Greetings Superstars!
Since you’re reading this, I assume you love reggae music and I’m curious about why —where did you first hear it? Did you grow up with it or discover it yourself? How does it make you feel?
I remember being about three years old on St. Croix. “96° In The Shade” by Third World illustrated our life under the blazing sun, and Exodus by Bob Marley & The Wailers was constantly spinning on my mother’s record player.
I remember picking melted candle wax off of the table, listening to frogs croaking out the evening’s news, cement floors, coverlets from Peru, hurricane lanterns, exhaustive recitations of Masefield’s “Sea Fever,” and “Waiting in Vain” filling the room despite the album being warped from the heat and salt air.

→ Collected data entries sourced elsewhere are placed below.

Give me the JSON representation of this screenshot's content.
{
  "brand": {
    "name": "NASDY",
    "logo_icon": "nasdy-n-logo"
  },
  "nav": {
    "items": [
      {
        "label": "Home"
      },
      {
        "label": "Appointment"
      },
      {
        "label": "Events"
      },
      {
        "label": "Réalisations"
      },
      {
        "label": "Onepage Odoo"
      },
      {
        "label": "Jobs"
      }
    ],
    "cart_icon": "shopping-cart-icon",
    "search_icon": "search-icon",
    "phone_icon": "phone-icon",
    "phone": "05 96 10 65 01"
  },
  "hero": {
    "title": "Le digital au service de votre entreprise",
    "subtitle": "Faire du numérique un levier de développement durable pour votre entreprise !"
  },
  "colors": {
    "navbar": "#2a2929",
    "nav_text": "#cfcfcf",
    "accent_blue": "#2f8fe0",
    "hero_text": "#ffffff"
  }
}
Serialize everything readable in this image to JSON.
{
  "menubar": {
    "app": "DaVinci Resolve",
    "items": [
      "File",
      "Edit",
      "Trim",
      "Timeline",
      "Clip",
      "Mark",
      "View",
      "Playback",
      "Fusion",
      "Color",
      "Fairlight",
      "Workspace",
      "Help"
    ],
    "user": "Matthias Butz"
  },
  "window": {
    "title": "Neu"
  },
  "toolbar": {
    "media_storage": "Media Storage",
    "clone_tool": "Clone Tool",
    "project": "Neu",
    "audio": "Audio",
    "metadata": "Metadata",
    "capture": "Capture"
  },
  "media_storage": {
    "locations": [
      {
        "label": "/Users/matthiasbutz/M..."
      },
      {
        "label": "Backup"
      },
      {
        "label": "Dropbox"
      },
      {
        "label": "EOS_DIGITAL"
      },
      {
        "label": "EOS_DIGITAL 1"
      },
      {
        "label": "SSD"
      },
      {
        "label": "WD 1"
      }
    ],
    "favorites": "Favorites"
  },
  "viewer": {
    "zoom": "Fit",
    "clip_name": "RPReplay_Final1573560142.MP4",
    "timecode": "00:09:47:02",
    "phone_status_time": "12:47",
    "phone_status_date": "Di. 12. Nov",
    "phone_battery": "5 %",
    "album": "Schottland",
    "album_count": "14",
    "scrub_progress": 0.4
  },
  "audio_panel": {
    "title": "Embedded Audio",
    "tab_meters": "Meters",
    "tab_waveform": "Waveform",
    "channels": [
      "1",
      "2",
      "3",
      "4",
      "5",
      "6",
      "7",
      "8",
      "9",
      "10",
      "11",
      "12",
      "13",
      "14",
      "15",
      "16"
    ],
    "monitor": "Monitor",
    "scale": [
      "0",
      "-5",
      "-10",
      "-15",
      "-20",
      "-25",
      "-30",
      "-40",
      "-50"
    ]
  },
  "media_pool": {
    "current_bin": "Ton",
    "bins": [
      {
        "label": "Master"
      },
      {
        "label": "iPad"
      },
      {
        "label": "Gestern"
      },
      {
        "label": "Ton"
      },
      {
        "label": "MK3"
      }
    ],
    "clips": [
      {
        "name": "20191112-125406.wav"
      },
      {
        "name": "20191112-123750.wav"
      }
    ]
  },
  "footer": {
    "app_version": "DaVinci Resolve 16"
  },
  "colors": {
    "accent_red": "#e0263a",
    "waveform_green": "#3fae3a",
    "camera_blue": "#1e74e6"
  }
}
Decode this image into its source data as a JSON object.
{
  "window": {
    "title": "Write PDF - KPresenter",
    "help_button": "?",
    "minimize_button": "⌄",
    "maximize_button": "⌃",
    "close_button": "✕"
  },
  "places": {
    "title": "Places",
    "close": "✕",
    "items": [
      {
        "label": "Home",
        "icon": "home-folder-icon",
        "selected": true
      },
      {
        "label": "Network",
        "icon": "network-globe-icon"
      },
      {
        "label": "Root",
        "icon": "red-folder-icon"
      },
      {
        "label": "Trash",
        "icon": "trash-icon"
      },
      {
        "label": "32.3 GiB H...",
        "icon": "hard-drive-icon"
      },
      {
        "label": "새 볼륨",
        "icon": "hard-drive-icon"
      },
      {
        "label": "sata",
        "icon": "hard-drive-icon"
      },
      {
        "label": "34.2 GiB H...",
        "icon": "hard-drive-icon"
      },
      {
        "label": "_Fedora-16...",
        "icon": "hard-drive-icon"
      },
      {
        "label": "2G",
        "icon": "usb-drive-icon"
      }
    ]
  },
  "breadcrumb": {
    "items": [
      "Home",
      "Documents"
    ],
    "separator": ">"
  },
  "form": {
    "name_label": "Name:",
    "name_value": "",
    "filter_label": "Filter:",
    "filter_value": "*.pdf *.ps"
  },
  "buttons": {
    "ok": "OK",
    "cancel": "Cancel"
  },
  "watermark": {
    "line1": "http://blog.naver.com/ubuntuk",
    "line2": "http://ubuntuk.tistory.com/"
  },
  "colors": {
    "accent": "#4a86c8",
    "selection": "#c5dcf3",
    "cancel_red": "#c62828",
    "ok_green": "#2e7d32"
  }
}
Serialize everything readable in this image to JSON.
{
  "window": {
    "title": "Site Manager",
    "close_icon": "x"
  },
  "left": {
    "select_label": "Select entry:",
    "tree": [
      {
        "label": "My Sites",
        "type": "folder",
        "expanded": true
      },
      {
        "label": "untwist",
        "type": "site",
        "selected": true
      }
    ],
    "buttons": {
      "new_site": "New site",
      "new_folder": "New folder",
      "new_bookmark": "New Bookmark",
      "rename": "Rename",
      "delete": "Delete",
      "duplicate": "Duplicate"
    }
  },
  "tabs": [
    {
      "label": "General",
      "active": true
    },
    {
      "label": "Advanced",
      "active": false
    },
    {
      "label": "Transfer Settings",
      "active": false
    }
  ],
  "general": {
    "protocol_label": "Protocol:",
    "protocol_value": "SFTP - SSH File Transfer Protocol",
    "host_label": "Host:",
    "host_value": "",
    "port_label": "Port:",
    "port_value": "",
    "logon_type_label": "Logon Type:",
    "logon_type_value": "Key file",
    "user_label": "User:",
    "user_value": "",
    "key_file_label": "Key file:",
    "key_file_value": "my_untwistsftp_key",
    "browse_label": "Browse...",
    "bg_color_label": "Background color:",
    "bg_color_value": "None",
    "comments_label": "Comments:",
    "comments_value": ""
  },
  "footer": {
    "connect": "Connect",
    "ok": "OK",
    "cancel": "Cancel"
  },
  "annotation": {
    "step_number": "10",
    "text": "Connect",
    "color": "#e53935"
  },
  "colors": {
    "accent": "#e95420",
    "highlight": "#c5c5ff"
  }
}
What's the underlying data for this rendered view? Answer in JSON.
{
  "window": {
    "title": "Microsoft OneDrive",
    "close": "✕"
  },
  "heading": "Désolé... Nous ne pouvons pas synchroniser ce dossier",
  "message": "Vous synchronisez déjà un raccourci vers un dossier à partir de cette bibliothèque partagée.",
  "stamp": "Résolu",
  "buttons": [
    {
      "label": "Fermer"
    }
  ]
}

Kids like me knew the melancholy of being from the Caribbean—trapped in a place full of colonial ghosts and forever at the mercy of the weather. Marley’s voice was always the balm that soothed the sunburn and the cold drink that quenched the wanderlust.
Reggae music allows my body to relax in a singular way that is only matched when I approach and glimpse St. Croix from the sea or air. It’s that emotional connection to the idea of ‘home.’ Stateside friends have told me that they discovered reggae in college and felt a connection to the peaceful vibes—or moved by the ideas in the lyrics.
How about you? Please share what reggae music means to you.
This week, I hope you rediscover music from your childhood that informed who you are today and it makes you smile.